The rupee declined 0.6 percent this week to 54.3425 per dollar in Mumbai, according to data compiled by Bloomberg. It fell 0.1 percent today. One-month implied volatility, a gauge of expected moves in the exchange rate used to price options, rose 39 basis points, or 0.39 percentage point, to 8.58 percent this week. The rate climbed 24 basis points today.
The shortfall in India’s current account, the broadest measure of trade, is a “greater worry” than the budget gap and the government needs to attract capital inflows, Finance Minister Palaniappan Chidambaram said on Feb. 28.
The withdrawal of the Dravida Munnetra Kazhagam party may make it relatively difficult to cut fuel subsidies and improve public finances, according to BNP Paribas Securities. The bank studied the impact on the nation’s markets from periods of political uncertainty including the Bharatiya Janata Party’s 2004 election loss and when communist parties pulled support in 2008 protesting an India-U.S. nuclear treaty.
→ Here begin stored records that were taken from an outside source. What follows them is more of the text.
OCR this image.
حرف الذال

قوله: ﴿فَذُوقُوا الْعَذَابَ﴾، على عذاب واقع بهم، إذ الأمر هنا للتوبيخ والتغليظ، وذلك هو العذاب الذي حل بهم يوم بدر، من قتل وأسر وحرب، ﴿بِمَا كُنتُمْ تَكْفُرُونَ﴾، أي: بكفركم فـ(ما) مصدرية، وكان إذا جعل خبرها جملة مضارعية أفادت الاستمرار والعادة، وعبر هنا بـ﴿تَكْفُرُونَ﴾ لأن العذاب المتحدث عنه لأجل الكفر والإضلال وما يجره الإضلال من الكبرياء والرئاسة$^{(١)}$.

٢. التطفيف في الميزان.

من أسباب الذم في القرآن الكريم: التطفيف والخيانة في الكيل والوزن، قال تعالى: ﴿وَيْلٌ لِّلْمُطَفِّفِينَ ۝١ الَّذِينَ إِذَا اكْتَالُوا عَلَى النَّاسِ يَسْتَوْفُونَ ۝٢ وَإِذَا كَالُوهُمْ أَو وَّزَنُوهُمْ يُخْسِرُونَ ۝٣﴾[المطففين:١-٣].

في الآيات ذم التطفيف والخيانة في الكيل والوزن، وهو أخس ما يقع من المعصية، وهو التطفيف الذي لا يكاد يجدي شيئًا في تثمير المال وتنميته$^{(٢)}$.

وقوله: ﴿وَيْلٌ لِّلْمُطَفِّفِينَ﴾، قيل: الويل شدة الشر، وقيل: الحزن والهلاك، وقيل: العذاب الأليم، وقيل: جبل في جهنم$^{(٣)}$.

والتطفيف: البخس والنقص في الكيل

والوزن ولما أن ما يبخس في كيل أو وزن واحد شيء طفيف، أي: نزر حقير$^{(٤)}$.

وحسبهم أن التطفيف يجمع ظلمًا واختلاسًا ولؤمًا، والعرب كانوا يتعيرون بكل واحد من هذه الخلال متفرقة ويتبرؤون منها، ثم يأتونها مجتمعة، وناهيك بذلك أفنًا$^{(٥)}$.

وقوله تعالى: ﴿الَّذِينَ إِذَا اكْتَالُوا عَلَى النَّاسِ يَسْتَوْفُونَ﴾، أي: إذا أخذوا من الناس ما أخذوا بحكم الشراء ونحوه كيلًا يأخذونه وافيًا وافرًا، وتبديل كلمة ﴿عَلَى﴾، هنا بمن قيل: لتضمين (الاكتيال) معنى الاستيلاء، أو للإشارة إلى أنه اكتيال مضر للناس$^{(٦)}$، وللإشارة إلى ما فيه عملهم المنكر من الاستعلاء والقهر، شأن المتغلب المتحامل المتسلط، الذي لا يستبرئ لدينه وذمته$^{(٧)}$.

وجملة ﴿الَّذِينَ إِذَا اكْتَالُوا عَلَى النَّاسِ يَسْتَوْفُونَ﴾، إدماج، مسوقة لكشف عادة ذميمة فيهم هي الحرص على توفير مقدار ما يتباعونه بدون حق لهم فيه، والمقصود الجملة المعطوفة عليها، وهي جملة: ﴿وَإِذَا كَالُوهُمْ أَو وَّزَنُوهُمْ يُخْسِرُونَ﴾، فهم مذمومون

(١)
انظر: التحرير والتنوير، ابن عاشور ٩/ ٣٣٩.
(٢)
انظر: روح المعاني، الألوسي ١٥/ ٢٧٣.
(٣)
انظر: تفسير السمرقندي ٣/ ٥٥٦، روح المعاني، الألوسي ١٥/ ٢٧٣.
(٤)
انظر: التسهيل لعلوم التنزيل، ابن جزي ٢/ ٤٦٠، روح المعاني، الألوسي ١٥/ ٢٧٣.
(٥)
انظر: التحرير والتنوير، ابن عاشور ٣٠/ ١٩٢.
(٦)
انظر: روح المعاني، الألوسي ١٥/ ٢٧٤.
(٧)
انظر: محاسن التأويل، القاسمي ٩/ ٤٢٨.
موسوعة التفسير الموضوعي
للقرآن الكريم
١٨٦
“Under present circumstances, the rupee appears more vulnerable than it was in 2008 or 2004,” Manishi Raychaudhuri and Gautam Mehta, analysts at BNP Paribas Securities, wrote in a March 20 report. “If flows stop the rupee could mean revert to its fair value,” which is 5 percent or 6 percent lower, they wrote.
Three-month onshore rupee forwards traded at 55.42 per dollar, compared with 55.34 yesterday, according to data compiled by Bloomberg. Offshore non-deliverable contracts were at 55.37 versus 55.33. Forwards are agreements to buy or sell assets at a set price and date. Non-deliverable contracts are settled in dollars.